I took Seth to Burger King today for lunch and to blow off some steam in the play area. He ended up scaring a couple of little girls by telling them that at the top of the slide there was a monster! I apologized to the girl’s parents. But I wasn’t sorry at all. These little girls were butting in line and being obnoxious. And quite frankly, I thought it was hysterical. It must’ve been “Mom’s Club” meeting day or something. And it was a group of “those” moms. The ones who don’t work, drive perfectly detailed high end SUVs (and can afford the gas), and whose hair and make-up are perfect when the get out of bed in the morning. That might be another reason that I wasn’t really sorry. They knew I was full of it, too. As I was trying to tell Seth not to scare the girls, I was laughing. Apparently, that really tipped them off. Oh well, I’m over it
Seth has been asking lately where Oreo is. How do you explain to a 3 year old about death? We try, but he doesn’t understand the concept. And at this age, I don’t want him to understand it either. We tell him that Oreo is up in heaven playing with all the other dogs and that he’s having a great time eating all the people food that he wants.

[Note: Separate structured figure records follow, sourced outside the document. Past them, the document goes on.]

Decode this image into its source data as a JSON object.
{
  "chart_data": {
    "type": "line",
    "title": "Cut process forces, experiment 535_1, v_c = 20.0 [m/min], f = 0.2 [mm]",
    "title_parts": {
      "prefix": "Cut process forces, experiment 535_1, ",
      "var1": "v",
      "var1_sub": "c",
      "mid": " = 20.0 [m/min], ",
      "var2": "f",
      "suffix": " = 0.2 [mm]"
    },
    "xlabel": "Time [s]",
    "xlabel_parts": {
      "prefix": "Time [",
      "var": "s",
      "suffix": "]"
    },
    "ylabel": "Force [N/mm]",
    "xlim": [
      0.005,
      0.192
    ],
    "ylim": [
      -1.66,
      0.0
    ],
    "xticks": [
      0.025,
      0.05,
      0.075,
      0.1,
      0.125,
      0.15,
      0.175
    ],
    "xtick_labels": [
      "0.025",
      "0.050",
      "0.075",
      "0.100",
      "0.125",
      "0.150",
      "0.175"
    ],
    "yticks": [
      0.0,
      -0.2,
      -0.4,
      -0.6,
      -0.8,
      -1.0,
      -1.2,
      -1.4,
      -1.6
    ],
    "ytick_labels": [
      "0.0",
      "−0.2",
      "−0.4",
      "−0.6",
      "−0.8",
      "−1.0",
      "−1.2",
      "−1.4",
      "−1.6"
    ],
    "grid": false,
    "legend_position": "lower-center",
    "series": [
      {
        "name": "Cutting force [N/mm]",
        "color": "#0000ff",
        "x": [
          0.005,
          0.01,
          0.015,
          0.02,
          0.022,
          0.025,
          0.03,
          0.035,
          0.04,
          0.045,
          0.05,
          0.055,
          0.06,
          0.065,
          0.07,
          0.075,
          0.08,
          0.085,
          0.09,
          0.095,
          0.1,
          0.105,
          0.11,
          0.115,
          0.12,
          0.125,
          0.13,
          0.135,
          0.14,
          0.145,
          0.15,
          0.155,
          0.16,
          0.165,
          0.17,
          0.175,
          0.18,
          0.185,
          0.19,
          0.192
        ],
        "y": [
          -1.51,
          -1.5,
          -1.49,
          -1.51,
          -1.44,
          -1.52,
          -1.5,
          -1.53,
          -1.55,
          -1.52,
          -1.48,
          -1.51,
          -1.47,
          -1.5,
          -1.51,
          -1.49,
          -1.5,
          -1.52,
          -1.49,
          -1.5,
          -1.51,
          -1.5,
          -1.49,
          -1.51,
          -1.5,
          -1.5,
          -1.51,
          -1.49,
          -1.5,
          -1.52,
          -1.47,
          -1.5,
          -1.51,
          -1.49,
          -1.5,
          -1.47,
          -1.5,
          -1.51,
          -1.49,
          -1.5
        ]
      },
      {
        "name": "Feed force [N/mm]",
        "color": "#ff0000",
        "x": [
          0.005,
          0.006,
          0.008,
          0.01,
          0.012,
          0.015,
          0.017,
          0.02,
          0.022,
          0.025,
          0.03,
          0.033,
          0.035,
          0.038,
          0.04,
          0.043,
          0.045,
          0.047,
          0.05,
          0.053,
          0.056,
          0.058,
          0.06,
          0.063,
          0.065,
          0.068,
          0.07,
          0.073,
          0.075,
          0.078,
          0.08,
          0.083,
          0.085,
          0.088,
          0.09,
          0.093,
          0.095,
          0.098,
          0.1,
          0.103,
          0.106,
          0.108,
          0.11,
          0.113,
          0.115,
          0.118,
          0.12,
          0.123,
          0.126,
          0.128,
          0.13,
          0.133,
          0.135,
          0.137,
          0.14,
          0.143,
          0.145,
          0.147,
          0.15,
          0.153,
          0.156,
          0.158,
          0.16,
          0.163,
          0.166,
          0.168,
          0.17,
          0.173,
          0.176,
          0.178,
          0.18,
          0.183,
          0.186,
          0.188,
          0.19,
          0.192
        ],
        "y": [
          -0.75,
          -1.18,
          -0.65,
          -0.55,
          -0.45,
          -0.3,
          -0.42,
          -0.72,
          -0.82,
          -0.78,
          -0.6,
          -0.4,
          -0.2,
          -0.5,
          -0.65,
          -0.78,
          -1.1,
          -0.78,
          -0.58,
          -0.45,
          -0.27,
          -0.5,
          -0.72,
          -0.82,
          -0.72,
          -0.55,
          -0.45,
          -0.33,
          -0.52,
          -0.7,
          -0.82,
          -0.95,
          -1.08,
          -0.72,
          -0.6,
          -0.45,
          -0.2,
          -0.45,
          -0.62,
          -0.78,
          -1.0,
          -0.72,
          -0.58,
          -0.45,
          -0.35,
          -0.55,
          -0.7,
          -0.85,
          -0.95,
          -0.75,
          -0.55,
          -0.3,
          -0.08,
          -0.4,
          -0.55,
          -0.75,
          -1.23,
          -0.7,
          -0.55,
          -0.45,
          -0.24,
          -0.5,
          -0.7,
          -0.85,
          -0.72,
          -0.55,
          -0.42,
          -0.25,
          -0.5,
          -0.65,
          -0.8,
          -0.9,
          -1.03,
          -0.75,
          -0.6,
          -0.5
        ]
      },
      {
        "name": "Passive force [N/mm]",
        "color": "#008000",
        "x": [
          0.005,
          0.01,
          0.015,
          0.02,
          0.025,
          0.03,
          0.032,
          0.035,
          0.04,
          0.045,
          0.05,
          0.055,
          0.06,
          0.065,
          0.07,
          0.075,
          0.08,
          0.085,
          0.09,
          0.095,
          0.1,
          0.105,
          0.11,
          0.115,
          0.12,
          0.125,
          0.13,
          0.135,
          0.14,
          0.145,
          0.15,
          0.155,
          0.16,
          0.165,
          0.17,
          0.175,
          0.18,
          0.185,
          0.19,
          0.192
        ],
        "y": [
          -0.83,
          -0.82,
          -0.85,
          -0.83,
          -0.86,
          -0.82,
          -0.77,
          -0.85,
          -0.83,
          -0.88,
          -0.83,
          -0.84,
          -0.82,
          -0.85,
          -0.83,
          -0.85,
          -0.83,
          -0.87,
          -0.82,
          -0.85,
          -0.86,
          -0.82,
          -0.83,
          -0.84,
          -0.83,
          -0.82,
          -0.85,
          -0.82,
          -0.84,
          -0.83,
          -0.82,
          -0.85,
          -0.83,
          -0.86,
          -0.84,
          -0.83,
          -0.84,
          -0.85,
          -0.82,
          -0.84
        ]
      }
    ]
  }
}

I have to work this weekend…that is also yucky. I’m of to actually go fold some of the laundry that is accumulating in the laundry room ![]()
When Tela comes over we always go to my brothers house, and her first words when walking in the door are “Where’s my Lily?”. That is my brothers cat. Now, she loves my brother, but the cat is a top priority for her. A little while ago, they thought they might have to have the cat put down. I phoned my daughter to warn her, as Tela was due for a visit the following week. She told Tela the cat was really sick, and they might have to put her out of her pain, etc. I didn’t want it coming as a big shock if she came over and Lily was gone. When Tela got here, she called my brother right away, and her first words were ” Did you have Lily SHUT DOWN YET?”… for something so sad, I couldn’t help but laugh. Is that terrible of me?
Fold the laundry? Now *that’s* yucky. But only because I have a mountain of laundry to do, and I just don’t feel like doing it. :0(
I loved the story about the Stepford Wives at the Burger King. Inwardly, once you said how obnoxious the little girls were being, I cheered Seth on. Good for him! *L*
I’ve done the same thing with monetary situations as well. Sometimes we just have to treat ourselves, or what’s the point? But there is always a day of reckoning, a time to face the inevitable consequences of the choices we make. Still, those gifts to ourselves need to be given once in awhile. Bills will always be there, no matter what. And yeah, we need to pay them. And we will. But we have to take care of ourselves too. :0)
I treat myself as often as I wish to. Bills will always be there, will that fantastic purse on clearance always be there? Nope. As long as I don’t blow the grocery money, I don’t care. Sometimes you just gotta splurge.
Yay for Seth!! I wish Travis would stand up for himself like that.